Cette semaine, « Plastic Hearts » de Miley Cyrus.
Il y a des souvenirs dont on a un peu honte : celui d’une reprise de I Love Rock’n’roll par Britney Spears période Crossroads, peut-être la deuxième pire «cover» jamais enregistrée (non, on ne t’oublie pas, Alien Ant Farm et ta reprise de Smooth Criminal). Celui, aussi, d’un épisode de Hannah Montana (2006-2011), où Miley Cyrus déclarait qu’elle voulait «être une rock star !», avec toutes les déviances que le terme sous-entend mais que le public de Disney Channel était encore trop jeune pour comprendre.
C’est pourtant ce que la chanteuse et actrice s’emploie à devenir depuis son quatrième album, Bangerz (2013), renvoyant l’image tantôt du sex-symbol jugé vulgaire, tantôt de la «punkette» à paillettes. Et prouve jusque dans sa musique qu’elle jouit d’une liberté totale, s’aventurant dans les confins de la pop expérimentale avec le sublime Miley Cyrus & Her Dead Petz (2015) et flirtant avec la country avec Younger Now (2017), dans lequel elle convie la prêtresse du genre (et sa marraine), Dolly Parton. En vraie femme libre, elle est en passe de réaliser le rêve de Hannah Montana, qui est aussi celui de toute popstar trop vite enfermée dans des cases : Miley 1 – Britney 0.
À chaque nouvel album, une nouvelle ère donc. Plastic Hearts marque celle de la rockeuse Miley Cyrus, t-shirt déchiré sous un perfecto à clous, le majeur levé, chaînes autour du cou et bagouzes par-dessus les gants en cuir, quelque part entre Joan Jett et Madonna. Les références se multiplient au fil d’un album qui ne met pas les classiques sur un piédestal genre «revival», mais les convie au contraire dans un chassé-croisé ludique qui retrace quatre décennies de rock et pop-rock (des années 1970 à 2000) où elle les incorpore à sa musique comme deux éléments de son identité. Le motif principal du single Midnight Sky s’inspire de l’introduction de Space Bootz, ballade cosmique géniale de l’époque Dead Petz, qu’elle complète avec un sample de Edge of Seventeen de Stevie Nicks (1982); adresse un clin d’œil aux Rolling Stones et à leur Sympathy for the Devil (1968) en ouverture de Plastic Hearts; rejoue Pink ou Katy Perry période One of the Boys (2008) sur l’explosif WTF Do I Know, en ouverture de l’album; fait le pont entre Olivia Newton-John et son Physical (1981) et Dua Lipa, qui s’est inspirée cette année de la même chanson et présente ici sur le tube Prisoner… Les exemples ne manquent pas, et les invités non plus : Dua Lipa, donc, mais aussi Stevie Nicks, qui prête sa voix dans un remix de Midnight Sky. Joan Jett et Billy Idol, eux, partagent le crédit sur des titres (Bad Karma avec la première, Night Crawling avec le second) qui sonnent comme des hommages.

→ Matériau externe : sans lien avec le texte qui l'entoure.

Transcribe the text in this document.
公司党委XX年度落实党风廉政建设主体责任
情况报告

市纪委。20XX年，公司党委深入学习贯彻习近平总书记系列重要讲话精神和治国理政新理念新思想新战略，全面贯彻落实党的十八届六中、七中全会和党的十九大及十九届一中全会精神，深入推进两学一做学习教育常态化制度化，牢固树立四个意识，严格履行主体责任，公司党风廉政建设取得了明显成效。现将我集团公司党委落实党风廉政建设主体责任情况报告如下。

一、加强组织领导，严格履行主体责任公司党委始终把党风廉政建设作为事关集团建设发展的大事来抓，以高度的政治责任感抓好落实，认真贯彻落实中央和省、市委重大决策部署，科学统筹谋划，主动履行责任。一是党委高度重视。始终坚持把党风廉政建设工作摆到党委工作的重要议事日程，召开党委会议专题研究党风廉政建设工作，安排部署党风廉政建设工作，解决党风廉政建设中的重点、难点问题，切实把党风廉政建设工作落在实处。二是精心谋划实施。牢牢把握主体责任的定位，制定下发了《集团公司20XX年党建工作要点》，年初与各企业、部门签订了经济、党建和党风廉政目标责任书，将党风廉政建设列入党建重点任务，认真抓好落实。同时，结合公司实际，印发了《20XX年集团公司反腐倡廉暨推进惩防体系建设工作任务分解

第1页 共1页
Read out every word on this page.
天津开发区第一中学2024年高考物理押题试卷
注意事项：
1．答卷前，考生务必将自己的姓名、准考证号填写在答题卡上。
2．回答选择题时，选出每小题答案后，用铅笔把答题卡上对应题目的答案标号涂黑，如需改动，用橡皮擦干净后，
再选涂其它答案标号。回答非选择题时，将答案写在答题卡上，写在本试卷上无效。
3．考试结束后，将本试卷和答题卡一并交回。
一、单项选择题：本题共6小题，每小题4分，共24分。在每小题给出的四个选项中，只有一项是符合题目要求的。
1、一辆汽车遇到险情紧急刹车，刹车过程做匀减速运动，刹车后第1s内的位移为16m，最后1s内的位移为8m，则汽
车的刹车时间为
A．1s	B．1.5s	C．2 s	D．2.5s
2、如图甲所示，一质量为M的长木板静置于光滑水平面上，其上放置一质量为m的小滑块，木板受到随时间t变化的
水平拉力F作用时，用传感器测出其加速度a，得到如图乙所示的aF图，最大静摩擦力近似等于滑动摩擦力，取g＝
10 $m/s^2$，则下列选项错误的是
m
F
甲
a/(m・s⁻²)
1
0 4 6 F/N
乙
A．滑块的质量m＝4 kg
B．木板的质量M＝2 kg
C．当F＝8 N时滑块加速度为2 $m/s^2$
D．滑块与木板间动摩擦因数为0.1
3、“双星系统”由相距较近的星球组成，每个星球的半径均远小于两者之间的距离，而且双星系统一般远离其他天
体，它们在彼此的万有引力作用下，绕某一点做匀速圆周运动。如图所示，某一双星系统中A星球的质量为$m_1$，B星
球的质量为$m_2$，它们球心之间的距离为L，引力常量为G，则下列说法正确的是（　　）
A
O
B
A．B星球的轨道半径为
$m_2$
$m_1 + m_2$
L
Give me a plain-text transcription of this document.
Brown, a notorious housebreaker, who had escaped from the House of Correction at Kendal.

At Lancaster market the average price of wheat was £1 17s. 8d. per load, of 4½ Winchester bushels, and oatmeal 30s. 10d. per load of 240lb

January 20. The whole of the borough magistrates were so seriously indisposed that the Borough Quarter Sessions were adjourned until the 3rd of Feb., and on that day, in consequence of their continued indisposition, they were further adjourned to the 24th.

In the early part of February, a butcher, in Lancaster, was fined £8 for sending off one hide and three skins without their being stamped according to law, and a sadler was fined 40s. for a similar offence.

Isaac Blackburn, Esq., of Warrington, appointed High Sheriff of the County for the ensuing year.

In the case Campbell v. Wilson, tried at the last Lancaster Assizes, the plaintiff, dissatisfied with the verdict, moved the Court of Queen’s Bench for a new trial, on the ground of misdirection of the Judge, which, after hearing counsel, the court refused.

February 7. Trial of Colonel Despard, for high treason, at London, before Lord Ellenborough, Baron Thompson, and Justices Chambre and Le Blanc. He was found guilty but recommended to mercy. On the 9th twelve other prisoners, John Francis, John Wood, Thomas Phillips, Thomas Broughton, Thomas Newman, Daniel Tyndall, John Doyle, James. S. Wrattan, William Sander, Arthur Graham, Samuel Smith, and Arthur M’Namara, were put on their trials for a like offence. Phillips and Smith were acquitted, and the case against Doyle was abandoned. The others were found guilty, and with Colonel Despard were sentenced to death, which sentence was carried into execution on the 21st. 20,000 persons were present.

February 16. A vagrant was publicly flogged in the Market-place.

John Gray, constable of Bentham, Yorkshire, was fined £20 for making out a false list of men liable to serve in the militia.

Si la collaboration entamée avec les prodiges du rock psychédélique The Flaming Lips, qui avait mené à la réalisation de Dead Petz, est encore aujourd’hui l’apex de sa carrière, Miley Cyrus livre avec Plastic Hearts l’album qui lui correspond le mieux. Ici, l’image exubérante de la rock star faussement crade est un vernis qui sublime ses habituels textes d’amours dysfonctionnels, que ce soit avec les hommes (avec en ligne de mire son ex-mari, l’acteur Liam Hemsworth) ou avec les femmes, aussi bien dans les titres les plus énergiques (Prisoner, Midnight Sky, WTF Do I Know) que dans les ballades taillées pour les sessions «unplugged» (les superbes High et Golden G String) ou pour les stades (Never Be Me, Angels Like You). C’est aussi l’album dans lequel la voix incomparable de la chanteuse se dégage le plus, et elle le prouve dans deux «bonus tracks» magistrales, des reprises : Zombie et, surtout, Heart of Glass, où la puissance vocale de Miley Cyrus ébranle un instant le souvenir du chant haut perché de Debbie Harry, dans un exercice jouissif que peu de pop stars peuvent se targuer de réussir haut la main. Surtout pas Britney Spears.